Science Fictions: How Fraud, Bias, Negligence, and Hype Undermine the Search for Truth
- Author: Stuart Richie
- Language: English
- Genre: Non fiction
- Publisher: Metropolitan Books
- Publication date: 14 July 2020
- Publication place: US
- Media type: Print
- Pages: 368
- ISBN: 978-1-250-22269-5

= Science Fictions =

2020 nonfiction book by Stuart Richie

Science Fictions: How Fraud, Bias, Negligence, and Hype Undermine the Search for Truth is a 2020 non-fiction book on issues undermining scientific research by the Scottish psychologist Stuart J. Ritchie. It was published by Metropolitan Books on July 14, 2020 and is Ritchie's second book. Science Fictions was nominated for the £25,000 Royal Society Prize for Science Books but lost out to Merlin Sheldrake's Entangled Life.

==Summary==

In Science Fictions, Ritchie argues that modern scientific research suffers from a number of issues – including outright fraud; publication bias and human bias; negligence and error; and sensationalism through media hype – that undermine its ability to be objective and accurate. He describes methodological issues involved in the replication crisis, such as p-hacking, as well as broader systemic issues, such as perverse incentives in the peer review process and the problem of null results being difficult or impossible to publish, leading to under-reporting of many important findings. He also details the ways in which technology such as Photoshop has made it easier for researchers to commit subtle but serious fraud.

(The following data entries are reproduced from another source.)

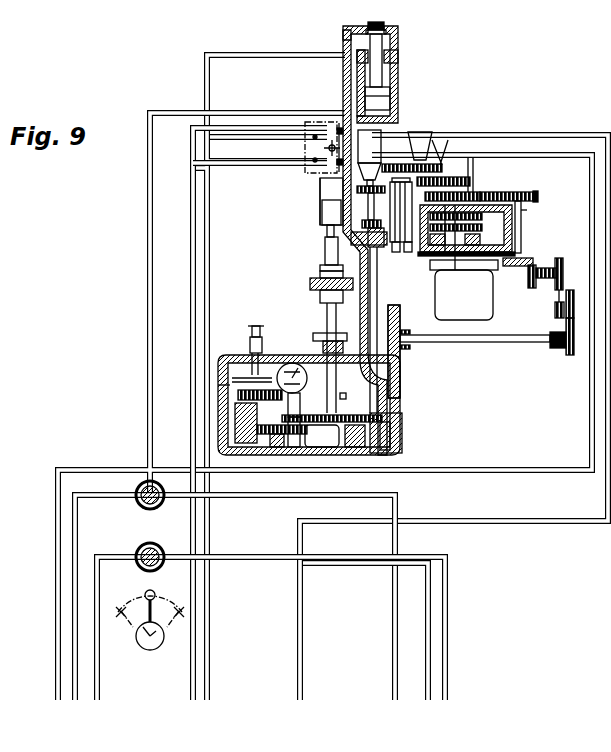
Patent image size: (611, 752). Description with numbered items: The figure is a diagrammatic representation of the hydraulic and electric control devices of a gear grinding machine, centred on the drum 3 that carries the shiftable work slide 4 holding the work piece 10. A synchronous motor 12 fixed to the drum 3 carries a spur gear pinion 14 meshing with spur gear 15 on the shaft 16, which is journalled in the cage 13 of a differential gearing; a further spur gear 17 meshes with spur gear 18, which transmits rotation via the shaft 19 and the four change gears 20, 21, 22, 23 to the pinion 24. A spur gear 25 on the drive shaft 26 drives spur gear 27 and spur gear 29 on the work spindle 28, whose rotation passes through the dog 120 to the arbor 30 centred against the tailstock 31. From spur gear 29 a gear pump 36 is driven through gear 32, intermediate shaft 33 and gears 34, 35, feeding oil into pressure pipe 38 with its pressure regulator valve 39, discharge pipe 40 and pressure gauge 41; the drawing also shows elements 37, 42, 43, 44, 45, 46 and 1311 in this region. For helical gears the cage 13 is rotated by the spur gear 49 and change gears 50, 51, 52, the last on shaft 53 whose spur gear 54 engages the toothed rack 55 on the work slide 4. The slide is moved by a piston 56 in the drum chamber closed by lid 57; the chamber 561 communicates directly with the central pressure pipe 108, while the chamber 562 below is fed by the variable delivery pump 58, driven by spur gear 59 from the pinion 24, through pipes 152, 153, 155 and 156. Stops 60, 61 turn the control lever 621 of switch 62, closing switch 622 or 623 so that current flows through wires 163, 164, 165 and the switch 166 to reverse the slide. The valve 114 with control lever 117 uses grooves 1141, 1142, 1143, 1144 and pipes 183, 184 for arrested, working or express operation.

The drum 3 is at (396, 244).
The work slide 4 is at (360, 318).
The work piece 10 is at (318, 264).
The motor 12 is at (436, 302).
The cage of differential gearing 13 is at (520, 235).
The spur gear pinion 14 is at (462, 262).
The spur gear 15 is at (398, 252).
The shaft 16 is at (410, 253).
The spur gear 17 is at (445, 163).
The spur gear 18 is at (466, 227).
The shaft 19 is at (473, 192).
The change gear 20 is at (475, 160).
The change gear 21 is at (446, 178).
The change gear 22 is at (430, 150).
The change gear 23 is at (410, 163).
The pinion 24 is at (346, 212).
The spur gear 25 is at (326, 228).
The drive shaft 26 is at (378, 296).
The spur gear 27 is at (390, 414).
The work spindle 28 is at (346, 396).
The spur gear 29 is at (344, 415).
The arbor 30 is at (325, 314).
The tailstock 31 is at (318, 190).
The gear 32 is at (300, 410).
The intermediate shaft 33 is at (292, 456).
The gear 34 is at (310, 456).
The gear 35 is at (268, 456).
The gear pump 36 is at (236, 395).
The piston 37 is at (234, 420).
The pressure pipe 38 is at (249, 352).
The pressure regulator valve 39 is at (260, 330).
The discharge pipe 40 is at (228, 456).
The pressure gauge 41 is at (295, 362).
The stop 42 is at (537, 196).
The arm 43 is at (527, 215).
The bearing 44 is at (530, 258).
The gear 45 is at (527, 279).
The shaft 46 is at (542, 280).
The spur gear 49 is at (562, 258).
The spur gear 50 is at (556, 308).
The spur gear 51 is at (571, 290).
The change gear 52 is at (570, 355).
The shaft 53 is at (505, 335).
The spur gear 54 is at (400, 322).
The toothed rack 55 is at (400, 367).
The piston 56 is at (392, 88).
The lid 57 is at (386, 44).
The variable delivery pump 58 is at (383, 138).
The spur gear 59 is at (378, 193).
The adjustable stop 60 is at (330, 201).
The adjustable stop 61 is at (334, 120).
The switch 62 is at (303, 124).
The central pressure pipe 108 is at (248, 56).
The valve 114 is at (137, 552).
The control lever 117 is at (145, 592).
The dog 120 is at (312, 336).
The pipe 152 is at (450, 468).
The pipe 153 is at (456, 518).
The pipe 155 is at (262, 497).
The pipe 156 is at (160, 402).
The wire 163 is at (231, 165).
The wire 164 is at (223, 126).
The wire 165 is at (447, 584).
The switch 166 is at (347, 564).
The pipe 183 is at (99, 638).
The pipe 184 is at (73, 548).
The chamber 561 is at (392, 57).
The chamber 562 is at (391, 102).
The control lever 621 is at (338, 127).
The switch 622 is at (312, 162).
The switch 623 is at (312, 139).
The annular groove 1141 is at (145, 542).
The longitudinal groove 1142 is at (158, 506).
The groove 1143 is at (160, 490).
The groove 1144 is at (140, 502).
The rack 1311 is at (509, 187).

Throughout the book, Ritchie offers examples of egregious fraud in scientific research, such as the misleading studies on trachea replacement published by Paolo Macchiarini that led to his patients dying and was covered up for years by the institutions supporting the research. But he also points out less obvious, pervasive fraud – for example, a survey that found evidence of manipulated images in 4% of the 20,000 scientific papers analyzed. He argues that even well-intentioned researchers can be tempted to over-hype their results or repeat experiments until they receive the result they wanted simply by the desire to gain fame or advance their career. In the final chapter, Ritchie offers possible solutions for improving the methodology, incentives, and outcomes of scientific research, such as encouraging researchers to pre-register their work to avoid the temptation to alter their conclusions to fit the outcome, and using technology to identify common errors that can creep into and distort statistical analysis.

==Reception==

The book received largely positive reviews. Kirkus Reviews called it a "timely, hair-raising must-read." Christie Aschwanden of Wired praised the book for being "a highly readable and competent description of the problems facing researchers in the 21st century" and "an excellent primer for anyone who wants to understand why and how science is failing to live up to its ideals." In 2021, the book was short-listed for the Royal Society Prizes for Science Books.

Fiona Fidler, writing in Nature, praised the book's call to action to the scientific community to reckon with the issues Ritchie raises, but argued that the book "rests too heavily on the idea that there were once golden days when science was a pure truth-seeking enterprise."